The Times also found, thanks to Urbina’s seven months of investigative work, “never-reported studies by the EPA and a confidential study by the drilling industry that all concluded that radioactivity in drilling waste cannot be fully diluted in rivers and other waterways.”  Scientists say that radioactivity in waste fluids does not necessarily harm the people who are nearest to it.

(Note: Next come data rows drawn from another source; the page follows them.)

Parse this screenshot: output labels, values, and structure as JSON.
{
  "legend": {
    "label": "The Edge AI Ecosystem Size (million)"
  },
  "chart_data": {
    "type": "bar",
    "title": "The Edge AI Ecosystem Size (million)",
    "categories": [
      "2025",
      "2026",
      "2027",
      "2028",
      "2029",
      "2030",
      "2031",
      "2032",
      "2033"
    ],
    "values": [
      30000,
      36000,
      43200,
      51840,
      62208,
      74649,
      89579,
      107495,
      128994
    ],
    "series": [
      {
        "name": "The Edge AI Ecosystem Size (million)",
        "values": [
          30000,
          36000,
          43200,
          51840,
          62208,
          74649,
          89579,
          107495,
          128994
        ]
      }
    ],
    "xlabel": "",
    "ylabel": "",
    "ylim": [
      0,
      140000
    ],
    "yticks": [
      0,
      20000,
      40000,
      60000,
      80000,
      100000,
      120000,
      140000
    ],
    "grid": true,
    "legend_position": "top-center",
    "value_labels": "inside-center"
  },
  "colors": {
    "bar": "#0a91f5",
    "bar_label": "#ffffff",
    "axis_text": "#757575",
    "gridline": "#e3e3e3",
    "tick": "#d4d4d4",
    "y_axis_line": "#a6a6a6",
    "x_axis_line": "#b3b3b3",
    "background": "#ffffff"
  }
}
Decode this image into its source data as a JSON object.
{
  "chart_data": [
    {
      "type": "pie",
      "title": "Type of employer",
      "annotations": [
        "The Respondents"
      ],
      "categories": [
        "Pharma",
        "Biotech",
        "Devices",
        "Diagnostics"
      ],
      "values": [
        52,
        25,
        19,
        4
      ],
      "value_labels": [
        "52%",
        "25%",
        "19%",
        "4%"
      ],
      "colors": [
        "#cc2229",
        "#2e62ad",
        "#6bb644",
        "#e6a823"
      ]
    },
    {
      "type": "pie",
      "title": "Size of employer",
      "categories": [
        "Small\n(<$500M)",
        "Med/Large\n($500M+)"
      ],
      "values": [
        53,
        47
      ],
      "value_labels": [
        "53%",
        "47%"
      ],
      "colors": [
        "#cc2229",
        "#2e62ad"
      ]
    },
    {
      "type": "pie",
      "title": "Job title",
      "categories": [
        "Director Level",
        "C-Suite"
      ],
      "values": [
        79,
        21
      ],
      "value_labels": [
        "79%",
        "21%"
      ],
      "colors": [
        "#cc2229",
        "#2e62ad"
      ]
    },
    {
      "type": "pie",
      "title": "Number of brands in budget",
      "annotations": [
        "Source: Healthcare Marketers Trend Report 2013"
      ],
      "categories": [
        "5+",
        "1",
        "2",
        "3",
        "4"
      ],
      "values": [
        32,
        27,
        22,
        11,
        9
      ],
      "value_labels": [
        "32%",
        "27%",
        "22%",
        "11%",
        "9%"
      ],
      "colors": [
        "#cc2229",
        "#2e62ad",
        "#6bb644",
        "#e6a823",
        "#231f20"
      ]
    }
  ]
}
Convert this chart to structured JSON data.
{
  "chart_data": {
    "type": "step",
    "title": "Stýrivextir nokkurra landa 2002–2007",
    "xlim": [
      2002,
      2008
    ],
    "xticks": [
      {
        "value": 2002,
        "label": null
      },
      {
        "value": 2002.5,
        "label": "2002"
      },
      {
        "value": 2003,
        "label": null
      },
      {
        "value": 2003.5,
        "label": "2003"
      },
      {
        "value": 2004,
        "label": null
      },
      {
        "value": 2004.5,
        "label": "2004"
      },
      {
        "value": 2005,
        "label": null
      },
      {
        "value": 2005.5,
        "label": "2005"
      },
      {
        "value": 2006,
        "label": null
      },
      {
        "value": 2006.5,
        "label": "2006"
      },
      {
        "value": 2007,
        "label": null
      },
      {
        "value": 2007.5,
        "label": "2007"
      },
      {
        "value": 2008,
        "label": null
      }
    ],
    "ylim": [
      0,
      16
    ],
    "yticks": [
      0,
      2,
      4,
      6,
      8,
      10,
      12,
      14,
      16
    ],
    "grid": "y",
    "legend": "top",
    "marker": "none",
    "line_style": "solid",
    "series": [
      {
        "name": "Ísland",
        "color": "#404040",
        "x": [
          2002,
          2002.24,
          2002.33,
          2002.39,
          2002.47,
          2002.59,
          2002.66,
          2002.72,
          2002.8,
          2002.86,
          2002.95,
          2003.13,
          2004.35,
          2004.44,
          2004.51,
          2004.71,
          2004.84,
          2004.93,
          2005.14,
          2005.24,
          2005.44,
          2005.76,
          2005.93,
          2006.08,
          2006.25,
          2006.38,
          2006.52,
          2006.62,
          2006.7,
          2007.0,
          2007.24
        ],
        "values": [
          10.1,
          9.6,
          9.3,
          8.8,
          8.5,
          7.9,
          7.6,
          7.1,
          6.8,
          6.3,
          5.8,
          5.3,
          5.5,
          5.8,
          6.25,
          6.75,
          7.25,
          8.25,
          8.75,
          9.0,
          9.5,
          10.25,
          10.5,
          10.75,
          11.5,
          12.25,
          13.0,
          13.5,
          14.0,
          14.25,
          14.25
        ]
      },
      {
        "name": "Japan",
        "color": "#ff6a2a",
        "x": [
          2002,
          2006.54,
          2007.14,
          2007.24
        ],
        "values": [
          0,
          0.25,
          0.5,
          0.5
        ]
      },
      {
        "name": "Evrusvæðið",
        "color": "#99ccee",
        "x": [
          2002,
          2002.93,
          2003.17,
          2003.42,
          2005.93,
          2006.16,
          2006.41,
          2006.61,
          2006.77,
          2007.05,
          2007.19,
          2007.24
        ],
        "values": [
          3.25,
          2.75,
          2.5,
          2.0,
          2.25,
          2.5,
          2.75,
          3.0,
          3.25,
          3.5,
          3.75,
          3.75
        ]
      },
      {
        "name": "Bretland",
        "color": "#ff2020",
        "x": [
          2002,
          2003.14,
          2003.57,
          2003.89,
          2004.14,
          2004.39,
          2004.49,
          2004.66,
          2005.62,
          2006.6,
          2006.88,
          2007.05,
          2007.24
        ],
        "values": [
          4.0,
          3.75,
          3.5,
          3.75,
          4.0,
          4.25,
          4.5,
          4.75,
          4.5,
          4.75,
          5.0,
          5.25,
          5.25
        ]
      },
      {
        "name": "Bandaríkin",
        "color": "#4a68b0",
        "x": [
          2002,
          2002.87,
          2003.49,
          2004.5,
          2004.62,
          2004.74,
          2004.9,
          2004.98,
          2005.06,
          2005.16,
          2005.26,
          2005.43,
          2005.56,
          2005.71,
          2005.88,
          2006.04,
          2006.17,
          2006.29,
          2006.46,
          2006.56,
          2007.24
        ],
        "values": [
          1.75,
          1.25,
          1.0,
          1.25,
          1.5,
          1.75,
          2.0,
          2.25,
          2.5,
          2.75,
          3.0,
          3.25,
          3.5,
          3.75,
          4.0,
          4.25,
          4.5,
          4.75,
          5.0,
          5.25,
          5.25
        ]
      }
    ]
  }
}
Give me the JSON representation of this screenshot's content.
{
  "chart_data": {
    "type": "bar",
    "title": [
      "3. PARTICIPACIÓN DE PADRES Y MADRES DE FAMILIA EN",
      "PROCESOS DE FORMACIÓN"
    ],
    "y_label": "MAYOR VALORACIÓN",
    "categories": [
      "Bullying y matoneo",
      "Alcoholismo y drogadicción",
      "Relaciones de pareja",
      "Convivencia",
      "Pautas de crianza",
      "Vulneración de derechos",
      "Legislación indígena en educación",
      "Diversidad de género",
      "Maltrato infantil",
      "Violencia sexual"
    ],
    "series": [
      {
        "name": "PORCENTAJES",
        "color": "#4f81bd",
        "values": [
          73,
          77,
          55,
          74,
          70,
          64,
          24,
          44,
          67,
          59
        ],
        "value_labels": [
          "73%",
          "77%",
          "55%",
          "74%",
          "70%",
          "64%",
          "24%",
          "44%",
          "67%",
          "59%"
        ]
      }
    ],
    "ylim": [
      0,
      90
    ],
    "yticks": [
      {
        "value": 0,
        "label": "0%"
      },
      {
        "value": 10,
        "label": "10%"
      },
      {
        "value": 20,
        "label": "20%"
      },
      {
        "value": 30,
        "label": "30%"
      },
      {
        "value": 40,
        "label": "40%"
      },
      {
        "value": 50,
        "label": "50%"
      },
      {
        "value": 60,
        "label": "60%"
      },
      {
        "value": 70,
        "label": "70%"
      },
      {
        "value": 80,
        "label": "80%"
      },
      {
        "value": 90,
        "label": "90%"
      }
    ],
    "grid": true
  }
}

EPA researchers and other scientists are more concerned about ingestion through drinking water and through food.  Radium can enter the food chain by land and by sea, through farming and through fish; once radium enters the human body by eating, drinking, or breathing it, federal studies show that it can cause cancer and other health problems.

Advocacy groups encourage concerned citizens to do more than attend the March 8th hearing.  Paperless e-activist alerts are available from many groups, and with threats to forests, water, air and public health cascading, it is advisable to join more than one e-list.  The websites of groups sponsoring the March 8th event are all a good place to start: Clean Water Action, Protecting Our Waters, Delaware Riverkeeper Network, PennEnvironment, and Sierra Club. “But you don’t need as much guidance as you think you do just to call and write your state senator and state rep right now to express your outrage,” said Gerry Kaufman, a former legislator who volunteers with Protecting Our Waters and Clean Water Action.  “Ask for a moratorium on gas drilling – in our watershed, in our state forests, and statewide.  Just do it.”